Friedman's, Inc.
- Company type: Private (Public prior to 2005)
- Industry: Retail
- Founded: 1920
- Fate: Bankruptcy
- Headquarters: Savannah, Georgia
- Key people: Bradley Stinn CEO Victor Suglia CFO Morgan Schiff & Co.- Phillip Ean Cohen Sterling Brinkley
- Products: Jewelry

= Friedman's Inc. =

Friedman's Inc. was an American company that owned and operated fine jewelry specialty stores under the names Friedman's Jewelers and Crescent Jewelers. It declared bankruptcy in 2008 and had shuttered all stores by June 2008.

==History==
The company was established in Savannah, Georgia in 1920. Friedman's Inc. was headquartered in Addison, Texas. They were the third largest jewelry company in the US. Friedman's stressed value and low prices, owning the trademark "The Value Leader" and advertising "Unbeatable Values". Unlike many chain jewelers, Friedman's had many of its locations in power centers and strip malls, besides enclosed malls and outlet centers. The company had stated that they preferred locations anchored by a discounter "big box" store, almost always Wal-Mart. This fits with their core demographic of lower to middle income customers between 18 and 40.

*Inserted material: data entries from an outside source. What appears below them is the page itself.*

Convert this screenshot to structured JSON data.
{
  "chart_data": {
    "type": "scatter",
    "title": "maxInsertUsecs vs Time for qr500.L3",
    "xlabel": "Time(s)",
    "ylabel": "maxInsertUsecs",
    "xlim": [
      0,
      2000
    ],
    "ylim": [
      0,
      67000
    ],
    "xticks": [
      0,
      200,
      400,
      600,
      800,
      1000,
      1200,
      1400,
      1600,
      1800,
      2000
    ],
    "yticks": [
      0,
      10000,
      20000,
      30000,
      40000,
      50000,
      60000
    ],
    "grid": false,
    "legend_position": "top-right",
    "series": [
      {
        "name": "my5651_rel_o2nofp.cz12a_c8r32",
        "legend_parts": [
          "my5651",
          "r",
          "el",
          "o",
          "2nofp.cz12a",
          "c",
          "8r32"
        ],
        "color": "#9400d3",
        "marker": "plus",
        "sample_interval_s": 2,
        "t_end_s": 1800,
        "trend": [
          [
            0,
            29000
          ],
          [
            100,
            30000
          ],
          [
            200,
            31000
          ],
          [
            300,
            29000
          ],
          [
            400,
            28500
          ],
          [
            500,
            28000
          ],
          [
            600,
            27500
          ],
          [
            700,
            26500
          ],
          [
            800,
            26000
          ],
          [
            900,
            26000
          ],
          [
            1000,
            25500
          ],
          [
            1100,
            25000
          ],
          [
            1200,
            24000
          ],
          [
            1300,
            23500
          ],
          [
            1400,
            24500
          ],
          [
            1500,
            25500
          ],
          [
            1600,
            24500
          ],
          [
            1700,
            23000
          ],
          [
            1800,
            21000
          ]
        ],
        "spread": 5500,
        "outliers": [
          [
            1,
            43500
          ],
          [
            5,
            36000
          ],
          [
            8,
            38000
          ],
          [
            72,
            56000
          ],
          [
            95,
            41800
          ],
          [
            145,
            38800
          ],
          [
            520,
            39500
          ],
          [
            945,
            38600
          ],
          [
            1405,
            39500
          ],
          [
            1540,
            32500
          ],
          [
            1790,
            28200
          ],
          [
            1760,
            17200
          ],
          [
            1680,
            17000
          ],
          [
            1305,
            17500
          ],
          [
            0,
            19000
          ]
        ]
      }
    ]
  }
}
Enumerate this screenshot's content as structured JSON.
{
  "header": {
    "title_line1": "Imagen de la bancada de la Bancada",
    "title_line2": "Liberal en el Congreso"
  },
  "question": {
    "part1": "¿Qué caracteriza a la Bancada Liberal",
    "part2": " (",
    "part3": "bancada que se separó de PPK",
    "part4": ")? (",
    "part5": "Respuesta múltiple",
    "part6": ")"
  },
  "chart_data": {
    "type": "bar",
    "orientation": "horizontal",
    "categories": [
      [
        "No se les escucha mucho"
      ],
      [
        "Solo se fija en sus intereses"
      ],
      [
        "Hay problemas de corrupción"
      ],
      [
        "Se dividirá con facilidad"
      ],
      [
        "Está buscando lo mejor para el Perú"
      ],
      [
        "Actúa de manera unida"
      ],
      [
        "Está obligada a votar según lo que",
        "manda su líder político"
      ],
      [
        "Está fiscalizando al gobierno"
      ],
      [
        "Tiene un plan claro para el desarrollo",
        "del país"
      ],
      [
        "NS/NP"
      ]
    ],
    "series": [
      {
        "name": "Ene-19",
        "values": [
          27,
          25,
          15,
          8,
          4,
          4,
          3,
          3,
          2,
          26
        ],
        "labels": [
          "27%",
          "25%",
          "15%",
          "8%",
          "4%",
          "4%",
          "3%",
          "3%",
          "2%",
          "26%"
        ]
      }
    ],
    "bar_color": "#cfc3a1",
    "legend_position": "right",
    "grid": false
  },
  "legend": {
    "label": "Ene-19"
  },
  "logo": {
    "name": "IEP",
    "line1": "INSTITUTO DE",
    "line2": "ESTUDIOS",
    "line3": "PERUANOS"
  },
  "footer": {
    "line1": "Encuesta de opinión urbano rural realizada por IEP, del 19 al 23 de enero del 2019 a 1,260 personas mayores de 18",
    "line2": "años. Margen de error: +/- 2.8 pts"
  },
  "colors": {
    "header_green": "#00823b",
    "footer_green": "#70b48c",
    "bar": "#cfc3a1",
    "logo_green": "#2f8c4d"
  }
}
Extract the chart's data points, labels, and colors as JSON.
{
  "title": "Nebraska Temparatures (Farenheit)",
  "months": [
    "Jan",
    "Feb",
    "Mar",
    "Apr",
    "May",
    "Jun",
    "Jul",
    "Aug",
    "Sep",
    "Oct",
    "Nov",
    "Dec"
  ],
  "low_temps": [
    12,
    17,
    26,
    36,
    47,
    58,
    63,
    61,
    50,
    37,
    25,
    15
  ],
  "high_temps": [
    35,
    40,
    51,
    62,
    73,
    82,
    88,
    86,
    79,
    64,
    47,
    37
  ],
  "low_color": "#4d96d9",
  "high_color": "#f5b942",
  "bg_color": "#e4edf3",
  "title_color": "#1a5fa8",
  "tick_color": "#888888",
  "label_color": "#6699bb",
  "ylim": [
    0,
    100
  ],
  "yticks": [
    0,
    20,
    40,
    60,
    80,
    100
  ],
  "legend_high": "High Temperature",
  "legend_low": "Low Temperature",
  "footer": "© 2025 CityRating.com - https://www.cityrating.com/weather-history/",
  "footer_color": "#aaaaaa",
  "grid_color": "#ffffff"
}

In 2005, Friedman's filed for Chapter 11 bankruptcy protection, and due to a second bankruptcy filing in early 2008, Friedman's and Crescent liquidated all of their stores save for a small number of locations purchased by Whitehall Jewelers Inc. for approximately 14 million dollars. Whitehall went bankrupt shortly after the purchase and began liquidating all of its stores in August 2008.

In 2009, Windsor Fine Jewelers, LLC based in Augusta, GA, purchased the trademark "Friedman's Jewelers" and opened a location in Augusta, GA. In 2017, they launched the www.friedmans.com e-commerce platform.